Sementara itu, Gubernur Sumsel Herman Deru menyampaikan pihaknya akan terus konsisten dan satu persepsi dengan jajaran PTBA dan Pertamina untuk segera merealisasikan proyek hilirisasi batu bara di Tanjung Enim, Sumsel. Sebagai salah satu proyek strategis nasional, DME akan menjadi salah satu energi alternatif sebagai substitusi untuk menekan impor LPG.

"Sebagai salah satu daerah yang mempunyai potensi batu bara yang besar, di sini kami bersama yang lainnya akan satu persepsi tentunya untuk membuat proyek ini akan secepatnya bisa dirasakan masyarakat," ungkap Herman Deru.

Lebih lanjut ia menyampaikan Tanjung Enim merupakan salah satu kawasan ekonomi khusus. Oleh karena itu, dirinya merasa bangga Sumsel bisa berkontribusi untuk proyek ini. Terlebih proyek tersebut dapat mengurangi impor LPG yang ada di Indonesia.

"Daerah Tanjung Enim ini juga salah satu kawasan ekonomi khusus, sebagai kepala daerah saya sangat senang proyek ini berjalan di sini. Artinya ada kontribusi Sumsel di dalamnya," ungkapnya.
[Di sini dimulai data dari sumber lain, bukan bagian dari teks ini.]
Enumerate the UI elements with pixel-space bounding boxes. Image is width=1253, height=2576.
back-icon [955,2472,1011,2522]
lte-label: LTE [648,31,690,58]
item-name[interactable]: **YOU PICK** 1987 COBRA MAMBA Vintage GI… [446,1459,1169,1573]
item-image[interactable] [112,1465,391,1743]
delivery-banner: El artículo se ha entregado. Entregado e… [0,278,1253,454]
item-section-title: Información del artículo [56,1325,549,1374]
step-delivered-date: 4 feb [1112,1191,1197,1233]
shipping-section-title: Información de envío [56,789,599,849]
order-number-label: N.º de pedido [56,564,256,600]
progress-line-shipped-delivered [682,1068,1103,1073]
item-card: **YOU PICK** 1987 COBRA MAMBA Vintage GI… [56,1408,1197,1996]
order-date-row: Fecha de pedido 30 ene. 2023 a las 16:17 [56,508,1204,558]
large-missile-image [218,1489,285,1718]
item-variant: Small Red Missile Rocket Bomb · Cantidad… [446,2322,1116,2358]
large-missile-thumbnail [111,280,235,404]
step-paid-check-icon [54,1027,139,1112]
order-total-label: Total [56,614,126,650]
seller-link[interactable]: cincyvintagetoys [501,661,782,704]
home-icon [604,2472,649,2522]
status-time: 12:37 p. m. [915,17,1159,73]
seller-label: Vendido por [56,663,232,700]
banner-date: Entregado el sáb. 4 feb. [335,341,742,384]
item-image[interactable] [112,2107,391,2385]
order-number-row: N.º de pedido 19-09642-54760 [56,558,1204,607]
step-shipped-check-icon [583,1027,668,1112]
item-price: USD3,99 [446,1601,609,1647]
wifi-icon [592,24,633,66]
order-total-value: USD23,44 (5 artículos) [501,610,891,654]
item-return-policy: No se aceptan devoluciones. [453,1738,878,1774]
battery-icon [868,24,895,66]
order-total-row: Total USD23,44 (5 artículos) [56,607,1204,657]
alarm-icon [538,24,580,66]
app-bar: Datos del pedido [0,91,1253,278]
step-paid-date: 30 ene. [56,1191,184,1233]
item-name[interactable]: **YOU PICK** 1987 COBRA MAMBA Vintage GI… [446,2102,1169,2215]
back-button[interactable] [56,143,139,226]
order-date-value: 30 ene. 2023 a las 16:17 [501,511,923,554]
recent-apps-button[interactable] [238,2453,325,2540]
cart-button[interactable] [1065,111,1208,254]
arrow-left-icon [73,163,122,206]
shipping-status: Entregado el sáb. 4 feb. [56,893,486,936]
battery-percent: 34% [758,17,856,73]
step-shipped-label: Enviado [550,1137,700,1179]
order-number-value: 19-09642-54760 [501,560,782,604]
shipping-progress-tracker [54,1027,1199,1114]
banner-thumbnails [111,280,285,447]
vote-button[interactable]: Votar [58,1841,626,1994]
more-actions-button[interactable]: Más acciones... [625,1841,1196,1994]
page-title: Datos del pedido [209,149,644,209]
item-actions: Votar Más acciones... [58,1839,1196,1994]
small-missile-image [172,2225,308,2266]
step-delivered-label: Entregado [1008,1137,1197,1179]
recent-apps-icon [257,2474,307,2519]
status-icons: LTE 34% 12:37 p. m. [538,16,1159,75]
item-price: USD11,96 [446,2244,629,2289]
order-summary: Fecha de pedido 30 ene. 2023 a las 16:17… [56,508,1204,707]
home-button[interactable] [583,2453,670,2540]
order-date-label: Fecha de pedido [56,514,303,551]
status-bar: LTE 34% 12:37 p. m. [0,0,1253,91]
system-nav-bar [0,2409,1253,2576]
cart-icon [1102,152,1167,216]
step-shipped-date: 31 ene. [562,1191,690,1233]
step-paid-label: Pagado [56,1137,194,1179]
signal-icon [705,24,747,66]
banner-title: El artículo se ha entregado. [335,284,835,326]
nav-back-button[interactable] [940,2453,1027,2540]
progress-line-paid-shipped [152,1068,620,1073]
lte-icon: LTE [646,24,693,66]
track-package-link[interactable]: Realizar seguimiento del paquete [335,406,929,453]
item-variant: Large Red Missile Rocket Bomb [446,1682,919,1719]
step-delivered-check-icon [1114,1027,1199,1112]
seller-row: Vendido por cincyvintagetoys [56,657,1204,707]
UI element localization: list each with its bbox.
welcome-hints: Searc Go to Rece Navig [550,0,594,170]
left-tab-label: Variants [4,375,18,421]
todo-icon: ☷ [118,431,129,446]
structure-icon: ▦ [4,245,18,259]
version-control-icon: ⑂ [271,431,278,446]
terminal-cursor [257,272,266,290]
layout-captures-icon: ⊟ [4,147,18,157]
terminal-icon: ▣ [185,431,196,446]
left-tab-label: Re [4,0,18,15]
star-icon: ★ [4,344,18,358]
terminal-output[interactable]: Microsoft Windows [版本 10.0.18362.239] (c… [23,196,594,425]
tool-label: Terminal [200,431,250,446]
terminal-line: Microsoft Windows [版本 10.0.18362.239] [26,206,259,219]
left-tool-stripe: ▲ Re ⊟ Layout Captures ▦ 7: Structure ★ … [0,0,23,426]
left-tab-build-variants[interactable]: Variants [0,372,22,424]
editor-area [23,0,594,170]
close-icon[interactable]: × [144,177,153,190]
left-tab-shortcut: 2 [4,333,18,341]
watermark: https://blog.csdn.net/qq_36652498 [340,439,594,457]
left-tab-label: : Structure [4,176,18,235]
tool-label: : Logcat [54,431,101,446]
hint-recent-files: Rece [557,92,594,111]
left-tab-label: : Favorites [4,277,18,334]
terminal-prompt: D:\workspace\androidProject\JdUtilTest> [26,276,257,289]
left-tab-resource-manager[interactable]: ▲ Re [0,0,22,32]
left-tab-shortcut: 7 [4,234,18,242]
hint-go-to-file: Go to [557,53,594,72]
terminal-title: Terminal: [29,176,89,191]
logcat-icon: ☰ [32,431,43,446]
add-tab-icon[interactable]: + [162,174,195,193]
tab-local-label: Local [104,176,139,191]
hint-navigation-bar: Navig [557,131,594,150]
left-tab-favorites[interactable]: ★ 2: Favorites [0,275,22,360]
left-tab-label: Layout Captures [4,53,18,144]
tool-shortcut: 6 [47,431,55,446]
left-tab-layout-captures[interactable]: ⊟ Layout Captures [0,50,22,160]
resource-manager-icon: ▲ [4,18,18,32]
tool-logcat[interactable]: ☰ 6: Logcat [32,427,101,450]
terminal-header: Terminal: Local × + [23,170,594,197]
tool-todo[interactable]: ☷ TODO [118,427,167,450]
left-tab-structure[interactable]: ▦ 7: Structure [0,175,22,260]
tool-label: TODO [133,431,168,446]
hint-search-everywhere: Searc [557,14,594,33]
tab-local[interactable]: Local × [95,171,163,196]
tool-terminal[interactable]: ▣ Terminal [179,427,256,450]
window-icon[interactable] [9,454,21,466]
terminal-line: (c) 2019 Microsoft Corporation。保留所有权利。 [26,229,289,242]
"Hal ini memang sangat tepat untuk mengurangi ketergantungan impor gas LPG, memang seharusnya ini cepat kita realisasikan sehingga nantinya masyarakat tidak akan lagi mengalami kelangkaan gas elpiji," tambahnya.

Di kesempatan yang sama, Arsal menyebutkan pihaknya akan terus mematangkan proyek hilirisasi batu bara ini. Dirinya juga sangat optimistis jika proyek ini akan sukses dan dapat segera dinikmati masyarakat.

"Kami saat ini terus melakukan upaya yang matang demi suksesnya proyek ini berjalan karena jujur sebagai putra daerah saya sangat ingin ini cepat terealisasi sehingga nantinya masyarakat cepat menikmati hasilnya," pungkasnya.

Sebagai informasi, turut hadir dalam rapat tersebut di antaranya, Menteri Investasi/Kepala Badan Koordinasi Penanaman Modal (BKPM) RI, Bahlil Lahadalia, Dirut PTBA, Arsal Ismail, Dirut Pertamina, Nicke Widyawati, Dirut Pertamina Patra Niaga, Alfian Nasution, Dirut Pengembangan Usaha PTBA, Rafli Yandra, Staf Khusus Menteri Investasi, Tina Talisa.

Hadir pula secara virtual Pj. Bupati Muara Enim H. Nasrun Umar,Direktur Ops/Prod, Suhedi, Direktur SDM Suherman, Direktur Keuangan & Manajemen Risiko, Farida Thamrin.